Doctor Stephen R. Pennington

What the team learned in regard to prostate cancer is that there are two key clinical questions:

“One was establishing whether the disease was significant—that is, would the individual who has it be likely to die from the disease?” Pennington says. “Many men who have prostate cancer don’t die from the disease. They die with it but from something else.”

If the disease is significant in that sense, then the second question is how far has it progressed?

“You would want to know whether the disease has spread beyond the prostate,” Pennington says. “If it has, there’s relatively little curative value in removing the prostate. But if it remains confined to the prostate, then removing it is a sensible strategy.”

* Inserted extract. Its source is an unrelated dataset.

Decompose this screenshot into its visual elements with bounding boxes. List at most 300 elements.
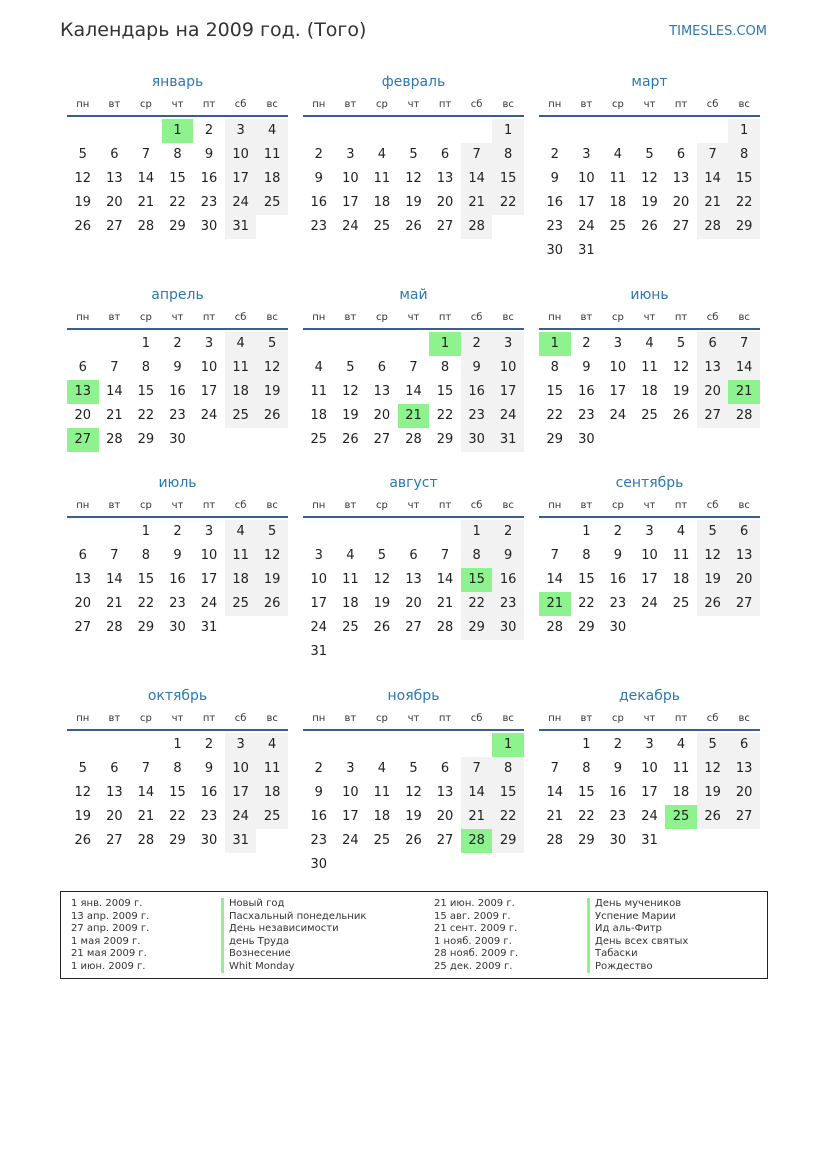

In short, establishing whether the disease is confined to the prostate, or not, would be an extremely valuable piece of information to have.

Talks with doctors also revealed how the information should NOT be obtained.

“It was very clear, very quickly, that a tissue-based biopsy test would not be appropriate,” Pennington says.

Prostate cancer is very heterogeneous within the tissue, and doing a biopsy of the prostate really doesn’t sample that heterogeneity, he explains. Around 25 to 30 percent of the time, surgery reveals that the results of a biopsy were inaccurate.

“We quickly realized that doing experiments on prostate tissue wouldn’t allow us to identify markers that would be clinically useful, because any kind of tissue-based test was going to be prone to those same issues,” Pennington says.

Besides, biopsies are unpleasant, to put it mildly, and there’s always the risk of infection or bleeding.

“Our approach to marker research has allowed us to devise a strategy to develop an alternative test—and that is to have the test be blood-based, because ideally it should be noninvasive,” he says. “The test should also be easily repeatable, as a blood test would be.”

“The key challenge in developing a blood-based test is accessing the broad dynamic range of the proteins that are present in serum and of having assays that can cope with that kind of dynamic range. A key step for us has been establishing the Agilent partner lab in which we’ve been able to get really robust, reproducible data,” Pennington explains.

“We identified a panel of proteins and developed preliminary MRM [multiple reaction monitoring] methods. We then evaluated—validated would too strong a word for it—the panel’s potential for distinguishing organ-confined from non-organ-confined disease."

In his typically understated way, Pennington says the panel has shown some potential. (Translation: It could well be the basis for the desired blood test.)

Pennington and his team are now working to secure funding to validate the panel.

“If all goes well,” he says, “clinicians and patients will have access to an important piece of additional information.”